During the video conference taking place today, obligatory diplomatic niceties will be exchanged: both parties are expected to express an interest in ironing out minor differences and work towards closer cooperation. That said, business is to be concluded without so much as a fig leaf for appearances’ sake. The European Union is not about to be caught out on a limb offering or denying the Chinese trade and investment deals without knowing who, if anyone, is in charge in Washington.
It took seven years of negotiations to conclude that there is no chance of the highly anticipated investment agreement being reached anytime soon. The biggest stumbling block has been China’s reluctance, or downright unwillingness, to restructure the state-owned segment of its economy. Time and again, Chinese negotiators promised their EU counterparts reforms to be enacted at some point in the future without, however, offering a firm timeline or any other specifics.
This foot dragging alone would have been enough to dissuade the EU from investing too much effort in cementing an investment deal. The suggestion to allow a select number of larger EU corporations privileged access to the Chinese domestic market was brushed aside as impractical, unfair, and insufficient. “Such marginal concessions add no real value and have convinced Brussel that no investment deal is to be preferred over a bad one,” says Andrew Small, China expert at the European Council on Foreign Relations thinktank.
And then the corona pandemic happened. Diplomats in Brussels have been astounded at Beijing’s willingness to wield its raw geopolitical power during the emergency to muzzle civic freedom in Hong Kong and impose the controversial new security law it redacted on the former British colony.
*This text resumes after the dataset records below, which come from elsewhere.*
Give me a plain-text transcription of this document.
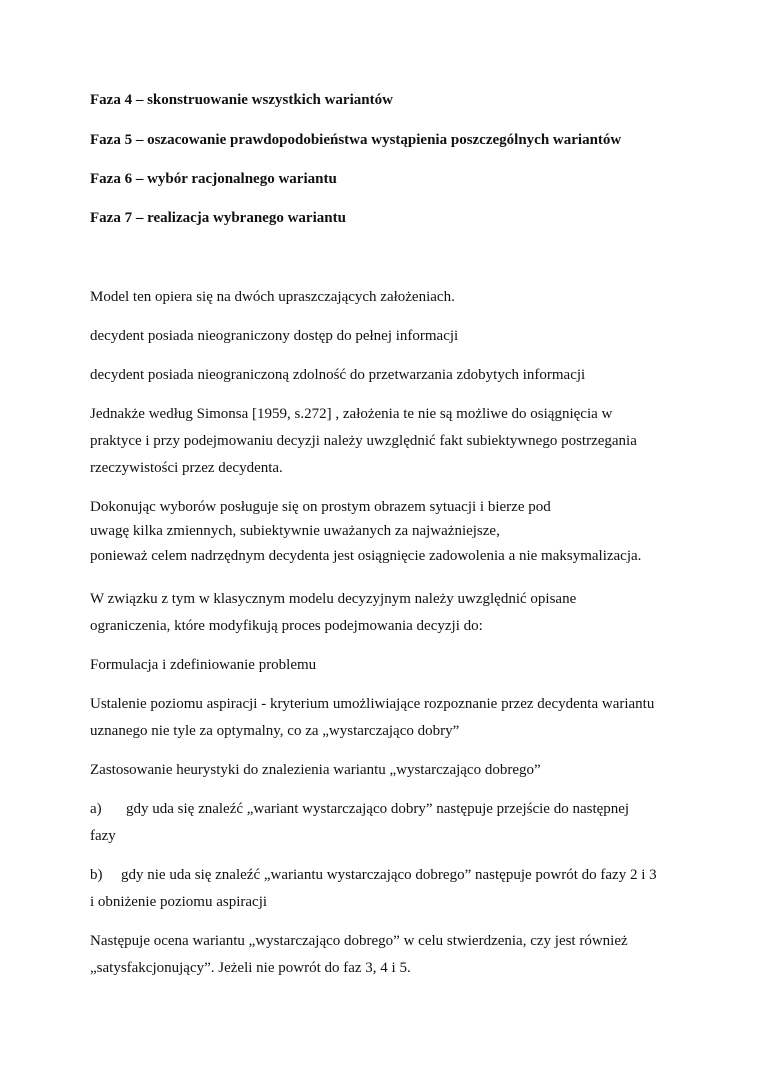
Faza 4 – skonstruowanie wszystkich wariantów
Faza 5 – oszacowanie prawdopodobieństwa wystąpienia poszczególnych wariantów
Faza 6 – wybór racjonalnego wariantu
Faza 7 – realizacja wybranego wariantu
Model ten opiera się na dwóch upraszczających założeniach.
decydent posiada nieograniczony dostęp do pełnej informacji
decydent posiada nieograniczoną zdolność do przetwarzania zdobytych informacji
Jednakże według Simonsa [1959, s.272] , założenia te nie są możliwe do osiągnięcia w
praktyce i przy podejmowaniu decyzji należy uwzględnić fakt subiektywnego postrzegania
rzeczywistości przez decydenta.
Dokonując wyborów posługuje się on prostym obrazem sytuacji i bierze pod
uwagę kilka zmiennych, subiektywnie uważanych za najważniejsze,
ponieważ celem nadrzędnym decydenta jest osiągnięcie zadowolenia a nie maksymalizacja.
W związku z tym w klasycznym modelu decyzyjnym należy uwzględnić opisane
ograniczenia, które modyfikują proces podejmowania decyzji do:
Formulacja i zdefiniowanie problemu
Ustalenie poziomu aspiracji - kryterium umożliwiające rozpoznanie przez decydenta wariantu
uznanego nie tyle za optymalny, co za „wystarczająco dobry”
Zastosowanie heurystyki do znalezienia wariantu „wystarczająco dobrego”
a) gdy uda się znaleźć „wariant wystarczająco dobry” następuje przejście do następnej
fazy
b) gdy nie uda się znaleźć „wariantu wystarczająco dobrego” następuje powrót do fazy 2 i 3
i obniżenie poziomu aspiracji
Następuje ocena wariantu „wystarczająco dobrego” w celu stwierdzenia, czy jest również
„satysfakcjonujący”. Jeżeli nie powrót do faz 3, 4 i 5.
The EU has also noted how China used the pandemic to almost cynically improve the country’s international standing by extracting maximum propagandistic value from the supply of mostly faulty and subpar medical goods to member states struggling to contain the viral outbreak. The suppression of op-ed articles written by EU leaders and officials in Chinese media has also been noted.
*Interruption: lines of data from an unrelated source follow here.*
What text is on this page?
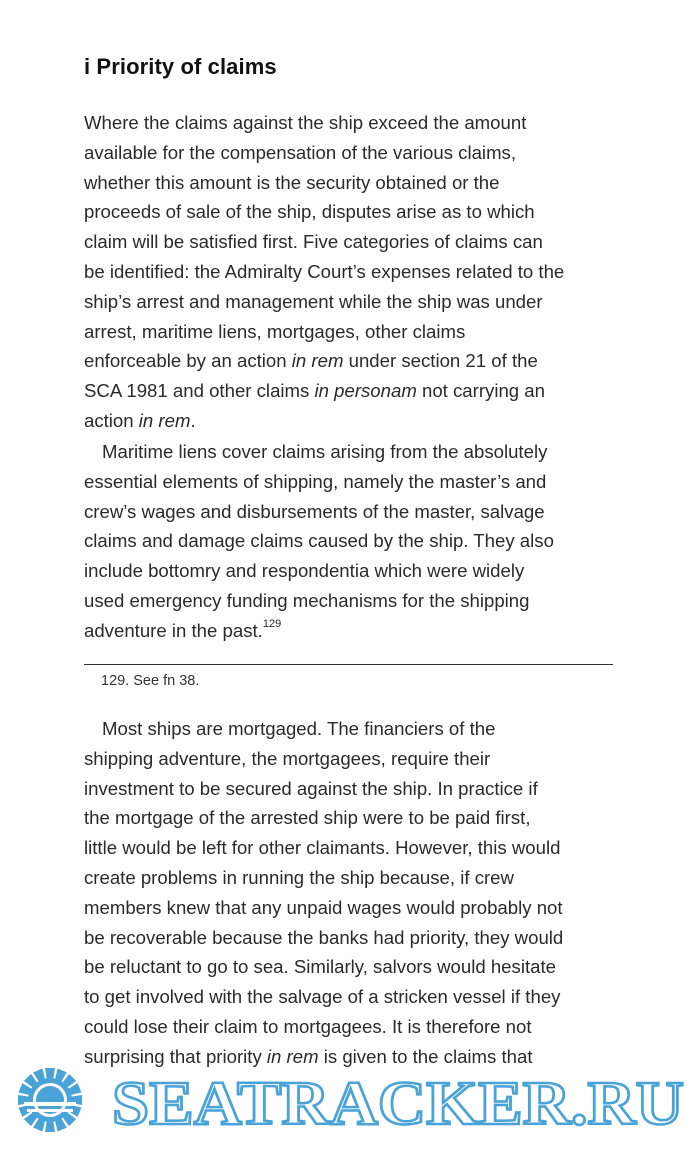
i Priority of claims
Where the claims against the ship exceed the amount
available for the compensation of the various claims,
whether this amount is the security obtained or the
proceeds of sale of the ship, disputes arise as to which
claim will be satisfied first. Five categories of claims can
be identified: the Admiralty Court’s expenses related to the
ship’s arrest and management while the ship was under
arrest, maritime liens, mortgages, other claims
enforceable by an action in rem under section 21 of the
SCA 1981 and other claims in personam not carrying an
action in rem.
Maritime liens cover claims arising from the absolutely
essential elements of shipping, namely the master’s and
crew’s wages and disbursements of the master, salvage
claims and damage claims caused by the ship. They also
include bottomry and respondentia which were widely
used emergency funding mechanisms for the shipping
adventure in the past.$^{129}$
129. See fn 38.
Most ships are mortgaged. The financiers of the
shipping adventure, the mortgagees, require their
investment to be secured against the ship. In practice if
the mortgage of the arrested ship were to be paid first,
little would be left for other claimants. However, this would
create problems in running the ship because, if crew
members knew that any unpaid wages would probably not
be recoverable because the banks had priority, they would
be reluctant to go to sea. Similarly, salvors would hesitate
to get involved with the salvage of a stricken vessel if they
could lose their claim to mortgagees. It is therefore not
surprising that priority in rem is given to the claims that
SEATRACKER.RU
The pandemic has accelerated a shift in EU foreign policy away from mere trade considerations and towards a more comprehensive approach that also includes human rights and, crucially, geopolitical concerns. Thus, Brussels prepares to flex its own muscles and shape a less altruistic foreign policy that affirms, and exploits, its power. The notion that, given time and encouragement, China might come to resemble a true market economy and inch towards a democracy, has been formally ditched. For the EU, China will henceforward be judged on its merits and no longer on wishful thinking. It is why President Jinping will have to make-do with a video conference carefully choreographed to prevent him from claiming any sort of victory or breakthrough.
The EU’s first sustained foray into global geopolitics seeks to fill the space – if only momentarily – left by the United States. Brussels must consider the possibility, horrifying to many, that President Donald Trump may yet secure a second term in office, forcing the EU to replace the US on the world stage as the keeper of liberal democratic values.
The present diplomatic balance is markedly different from the one following the 2009 banking crisis when the EU also feared that China would use the downturn to strengthen its presence. Though Chinese companies and investors did snap up a port in Greece, a few public utilities in Portugal, and some real estate elsewhere, it was not felt that the country had abused its power or tried to undermine the EU’s own standing. Beijing coordinated nearly all its moves with Brussels and showed a deference that was much appreciated at the time and bought the country a considerable degree of goodwill.
President Jinping follows a markedly more aggressive policy and barely tries to disguise his government’s determination not to waste the current crisis – and the power vacuum left by the US after that country entrusted its foreign and trade policy to ideologues, rogues, and amateurs. The EU seems no longer willing to turn a blind eye whilst China expands its influence by showering smaller Eastern European member states with investments under the Belt and Road Initiative (BRI). The Commission in Brussel was barely able to mask its shock and surprise when Italy formally joined that initiative last year.
China’s expertise in forging bilateral deals with weaker member states angling for its money, patiently chipping away at Brussels’ own influence, has backfired: belatedly, the Commission has come to realise the danger of indulging Beijing and treating China as an up and coming global power looking to occupy its rightful place on the world stage. That naiveté is now passé and the kid gloves have come off.
Earlier this month, EU High Representative for Foreign Affairs and Security Josep Borell called on member states to display a ‘collective discipline’ when dealing with China. The European Commission and a number of individual member states such as Germany, Denmark, and The Netherlands have already enacted measures to protect their businesses against hostile or uninvited takeovers by Chinese companies acting as a front for state-owned enterprises. The Commission is finalising a set of three complementary measures to protect European intellectual property and business interests.
The new legislation currently under consideration is primarily meant to give member states an option to turn away China by invoking EU rules, saving them the embarrassment of offending Beijing outright. ‘Go talk to Brussels’ is the new way of saying no to China.